Petitioners herein are entitled to the writ prayed for. The motion of respondent Tayag for the dissolution of the writ of preliminary injunction issued on October 22, 1959, was unverified. Moreover, Rule 60, section 6, of the Rules of Court, provides:
"The injunction may be refused, or, if granted ex parte, may be dissolved, upon the insufficiency of the complaint as shown by the complaint itself or upon affidavits on the part of the defendant, which may be opposed by the plaintiff also by affidavits. It may also be refused, or, if granted ex parte, may be dissolved, if it appears that the plaintiff is entitled to the injunction, but the issuance or continuance thereof, as the case may be, would cause great damage to the defendant, while the plaintiff can be fully compensated for such damages as he may suffer, and the defendant files a bond in an amount fixed by the judge conditioned that the defendant will pay all damages which the plaintiff may suffer by reason of the continuance during the action of the acts complained of. If it appears that the extent of the preliminary injunction granted is too great, it must be modified. On any of these grounds, the defendant may object to the injunction applied for, or may move that the same be dissolved or modified if already granted ex parte".
Instead of alleging facts establishing the presence of the conditions prescribed in this section, respondent Tayag merely reproduced the language thereof, in his aforementioned motion, thus relying upon abstract conclusions, without any concrete or specific premise to bear out said conclusions. Again, although, in their opposition to said motion, petitioners impugned the accuracy of the conclusions therein alleged, respondent Judge accepted such conclusions on their face value, without any evidence, or, even, affidavit in support thereof. Worst still, it is obvious that the operation of a hospital is a matter that, not only concerns its owners or operators, but, also, if not more particularly, affects the health and welfare of the community, and that the damage sustained by the latter, in consequence, either of the obstruction to the proper operation of said hospital or of its closing, can not possibly be compensated in full.

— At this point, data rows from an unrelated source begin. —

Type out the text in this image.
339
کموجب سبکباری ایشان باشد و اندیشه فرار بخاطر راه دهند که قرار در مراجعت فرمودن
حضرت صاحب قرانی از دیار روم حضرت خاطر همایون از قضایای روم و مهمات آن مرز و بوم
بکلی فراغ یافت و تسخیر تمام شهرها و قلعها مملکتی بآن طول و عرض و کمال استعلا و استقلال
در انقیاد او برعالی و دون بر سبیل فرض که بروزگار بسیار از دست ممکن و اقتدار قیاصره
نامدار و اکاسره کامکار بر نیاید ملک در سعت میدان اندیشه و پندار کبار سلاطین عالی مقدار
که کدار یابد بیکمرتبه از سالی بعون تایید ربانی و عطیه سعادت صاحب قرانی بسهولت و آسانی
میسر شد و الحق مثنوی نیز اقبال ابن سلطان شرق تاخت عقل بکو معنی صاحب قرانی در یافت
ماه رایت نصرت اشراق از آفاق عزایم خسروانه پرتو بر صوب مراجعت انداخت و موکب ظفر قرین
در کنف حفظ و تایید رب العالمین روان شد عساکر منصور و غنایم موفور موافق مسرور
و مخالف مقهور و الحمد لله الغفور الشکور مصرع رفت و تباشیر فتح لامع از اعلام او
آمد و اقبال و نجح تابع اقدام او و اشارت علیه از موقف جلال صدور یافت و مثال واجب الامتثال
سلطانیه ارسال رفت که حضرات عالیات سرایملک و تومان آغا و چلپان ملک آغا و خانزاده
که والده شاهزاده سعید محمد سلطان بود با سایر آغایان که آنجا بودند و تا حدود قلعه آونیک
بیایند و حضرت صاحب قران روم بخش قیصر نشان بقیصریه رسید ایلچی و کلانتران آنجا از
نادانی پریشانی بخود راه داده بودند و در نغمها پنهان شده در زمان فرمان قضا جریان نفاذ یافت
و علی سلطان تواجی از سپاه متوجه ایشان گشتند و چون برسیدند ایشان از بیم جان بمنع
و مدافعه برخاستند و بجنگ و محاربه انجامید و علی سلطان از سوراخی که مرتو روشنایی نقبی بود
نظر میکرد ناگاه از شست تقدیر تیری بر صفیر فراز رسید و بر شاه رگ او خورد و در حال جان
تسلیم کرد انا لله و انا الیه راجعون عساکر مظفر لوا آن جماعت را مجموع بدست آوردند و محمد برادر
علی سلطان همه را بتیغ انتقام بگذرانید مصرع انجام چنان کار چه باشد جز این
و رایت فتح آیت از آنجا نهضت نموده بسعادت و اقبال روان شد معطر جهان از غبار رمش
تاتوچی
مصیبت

Then, too, it would appear that respondent Judge issued the order complained of on account of "very reliable information" he had received privately, to the effect that "these days a ricemill can be operated without causing any noise or emitting any smoke in such a way as (not) to be a nuisance to the neighborhood". In this order of March 10, 1960, refusing to reconsider the order of February 4, 1960, respondent stated, by way of justification for his reliance upon said "information", that, immediately after the construction of Tayag's ricemill, the court intended to inspect the same "and see whether it really can be operated without noise or smoke" and that, if the ricemill was then found to "cause noise and emit smoke while In operation", the court would "immediately enjoin its operation". This process of reasoning entails such a serious error of judgment as to constitute a grave abuse of discretion, amounting to excess of jurisdiction.

Indeed, the main action was filed by petitioners herein for the purpose of enjoining and prohibiting Tayag from constructing a ricemill, so that, upon the construction thereof, said action would become futile. Besides, the intention of respondent Judge to prohibit the continuance of the operation of said ricemill, should it later be found to be a nuisance, is not sufficient to offset the harm already done to the operation of the hospital, specially the injury suffered by the patients therein and the public in general, which are hardly susceptible of estimation or compensation. Needless to say, by permitting Tayag to construct his building, and purchase and install the machinery for the operation of the ricemill, respondent Judge exposed him to much greater damage than that which could possibly have resulted had the writ of preliminary injunction been maintained until the final disposition of the case.

Wherefore, the aforementioned order of February 4, 1960 is hereby annulled, with costs against respondent Jaime Tayag. It is so ordered.

Bengzon, C. J., Padilla, Labrador, Reyes, J. B. L., Barrera, Paredes, Dizon, De Leon, and Natividad, JJ., concur.